PRÉSIDENT DE L’ATELIER
Nicolas DUFETEL, Maire-adjoint au patrimoine Angers, Vice-Président de Sites & Cités pour la région Pays de la Loire
ANIMATEUR
Denis GRANDJEAN, Ancien directeur de l’École nationale supérieure d’architecture Nancy, expert auprès de Sites & Cités
INTERVENANTS
Olivier ABSALON, Directeur du patrimoine, Nantes
Thibaut BABLED, Architecte, Gérant du cabinet d’architecture Babled
Xavier CLARKE de DROMANTIN, Inspecteur des patrimoines et de l’architecture, Ministère de la Culture
Clément LATIEULE, Architecte à l’Agence Leibar Seigneurin
André MELLINGER, Maire de Figeac


Synthèse des interventions

Nicolas Dufetel, Adjoint au Maire d’Angers, évoque la restructuration de l’ancienne abbatiale Toussaint, en 1984, datant du XIIe siècle, et qui accueille aujourd’hui les œuvres de David d’Angers. Cette réhabilitation illustre cette tradition d’innovation dans l’architecture ancienne et dans les monuments historiques. Tradition qui se poursuit avec le projet de portail contemporain pour la cathédrale Saint-Maurice d’Angers, confiée à l’architecte japonais Kengo Kuma.

« A Angers, l’architecture contemporaine dialogue avec le patrimoine ».

Nicolas DUFETEL

Pour illustrer ces sujets, l’atelier a proposé des retours d’expériences de projets menés à différentes périodes, par des collectivités de taille différentes.

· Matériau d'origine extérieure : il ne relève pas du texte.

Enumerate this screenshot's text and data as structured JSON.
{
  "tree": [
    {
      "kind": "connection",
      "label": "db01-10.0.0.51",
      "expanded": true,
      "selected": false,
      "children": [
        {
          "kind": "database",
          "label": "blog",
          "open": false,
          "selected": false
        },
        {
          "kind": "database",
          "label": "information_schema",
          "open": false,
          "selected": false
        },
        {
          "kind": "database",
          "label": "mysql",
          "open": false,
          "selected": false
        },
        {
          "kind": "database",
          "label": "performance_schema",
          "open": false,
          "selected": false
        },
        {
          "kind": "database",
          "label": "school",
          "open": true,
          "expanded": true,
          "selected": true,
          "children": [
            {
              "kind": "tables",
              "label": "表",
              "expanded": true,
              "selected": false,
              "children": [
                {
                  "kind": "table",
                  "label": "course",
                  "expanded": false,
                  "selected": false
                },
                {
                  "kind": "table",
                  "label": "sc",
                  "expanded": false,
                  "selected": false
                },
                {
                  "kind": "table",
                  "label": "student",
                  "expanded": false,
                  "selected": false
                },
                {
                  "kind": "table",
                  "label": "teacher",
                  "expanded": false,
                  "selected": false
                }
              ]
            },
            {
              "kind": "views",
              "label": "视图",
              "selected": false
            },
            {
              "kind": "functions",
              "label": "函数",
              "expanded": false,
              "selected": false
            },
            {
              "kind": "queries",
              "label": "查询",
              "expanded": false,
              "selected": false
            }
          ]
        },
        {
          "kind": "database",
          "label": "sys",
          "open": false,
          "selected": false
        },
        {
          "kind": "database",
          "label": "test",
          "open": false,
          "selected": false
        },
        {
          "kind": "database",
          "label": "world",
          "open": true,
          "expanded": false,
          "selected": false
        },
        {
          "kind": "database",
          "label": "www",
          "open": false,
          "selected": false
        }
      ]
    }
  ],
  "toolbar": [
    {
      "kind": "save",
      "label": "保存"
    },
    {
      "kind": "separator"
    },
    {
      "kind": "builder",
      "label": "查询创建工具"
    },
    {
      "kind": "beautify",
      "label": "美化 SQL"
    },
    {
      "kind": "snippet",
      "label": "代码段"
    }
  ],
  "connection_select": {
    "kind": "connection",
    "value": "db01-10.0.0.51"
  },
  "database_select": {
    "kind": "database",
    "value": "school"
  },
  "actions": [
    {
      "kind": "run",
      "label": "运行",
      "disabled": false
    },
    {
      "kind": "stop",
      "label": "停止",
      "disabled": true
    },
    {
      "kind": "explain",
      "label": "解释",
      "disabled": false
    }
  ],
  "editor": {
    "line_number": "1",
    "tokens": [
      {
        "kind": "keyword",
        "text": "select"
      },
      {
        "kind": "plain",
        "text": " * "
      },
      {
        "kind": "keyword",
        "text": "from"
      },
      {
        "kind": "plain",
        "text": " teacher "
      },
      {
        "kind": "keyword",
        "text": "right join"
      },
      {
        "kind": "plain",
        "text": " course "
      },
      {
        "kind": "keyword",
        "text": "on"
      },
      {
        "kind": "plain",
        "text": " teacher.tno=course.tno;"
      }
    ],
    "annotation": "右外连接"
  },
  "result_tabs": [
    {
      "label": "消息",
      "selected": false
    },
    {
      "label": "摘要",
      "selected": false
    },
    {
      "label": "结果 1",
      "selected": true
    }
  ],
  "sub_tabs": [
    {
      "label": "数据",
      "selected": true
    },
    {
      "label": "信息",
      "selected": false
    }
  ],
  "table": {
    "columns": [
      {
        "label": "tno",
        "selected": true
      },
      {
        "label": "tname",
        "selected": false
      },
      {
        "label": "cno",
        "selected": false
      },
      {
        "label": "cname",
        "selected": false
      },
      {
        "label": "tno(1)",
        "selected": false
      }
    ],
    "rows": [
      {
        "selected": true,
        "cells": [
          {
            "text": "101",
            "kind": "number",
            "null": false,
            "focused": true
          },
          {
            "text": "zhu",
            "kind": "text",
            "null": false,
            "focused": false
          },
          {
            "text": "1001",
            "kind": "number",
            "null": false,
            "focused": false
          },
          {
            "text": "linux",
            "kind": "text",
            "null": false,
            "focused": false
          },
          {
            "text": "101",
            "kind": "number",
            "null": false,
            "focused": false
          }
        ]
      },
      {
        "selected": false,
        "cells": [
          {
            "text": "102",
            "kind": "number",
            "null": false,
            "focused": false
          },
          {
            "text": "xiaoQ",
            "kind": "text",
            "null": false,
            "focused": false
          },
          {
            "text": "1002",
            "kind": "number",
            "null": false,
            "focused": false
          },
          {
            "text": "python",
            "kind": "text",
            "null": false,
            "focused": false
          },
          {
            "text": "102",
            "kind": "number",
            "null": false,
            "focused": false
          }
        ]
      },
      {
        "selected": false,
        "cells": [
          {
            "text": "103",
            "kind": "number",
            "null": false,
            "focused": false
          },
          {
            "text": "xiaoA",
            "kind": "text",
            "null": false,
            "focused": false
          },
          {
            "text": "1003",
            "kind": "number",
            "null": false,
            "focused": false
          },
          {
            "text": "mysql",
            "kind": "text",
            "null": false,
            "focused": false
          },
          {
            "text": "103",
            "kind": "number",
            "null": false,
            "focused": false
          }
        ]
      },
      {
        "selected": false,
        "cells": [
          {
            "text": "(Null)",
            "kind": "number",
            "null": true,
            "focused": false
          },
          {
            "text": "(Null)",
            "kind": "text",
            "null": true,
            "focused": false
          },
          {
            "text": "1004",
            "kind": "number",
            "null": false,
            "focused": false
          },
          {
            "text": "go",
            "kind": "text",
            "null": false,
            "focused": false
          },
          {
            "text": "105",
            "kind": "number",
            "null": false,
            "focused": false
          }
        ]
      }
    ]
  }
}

La ville de Saintes et l’architecte Thibaud Babled, alors lauréat du concours Europan, ont mis en œuvre un projet de restructuration de l’îlot de l’Arc de Triomphe, projet d’une décennie, engagé en 1995 par une étude urbaine pré-opérationnelle et achevé 10 ans plus tard par la livraison des constructions, en 2005. Ce projet, modelé par le temps, est parti du contexte particulier du site, très densément bâti. Il a conservé le bâti en lanières, les venelles, a réemployé les matériaux des bâtiments déconstruits et offert des respirations avec des cœurs d’îlots végétalisés.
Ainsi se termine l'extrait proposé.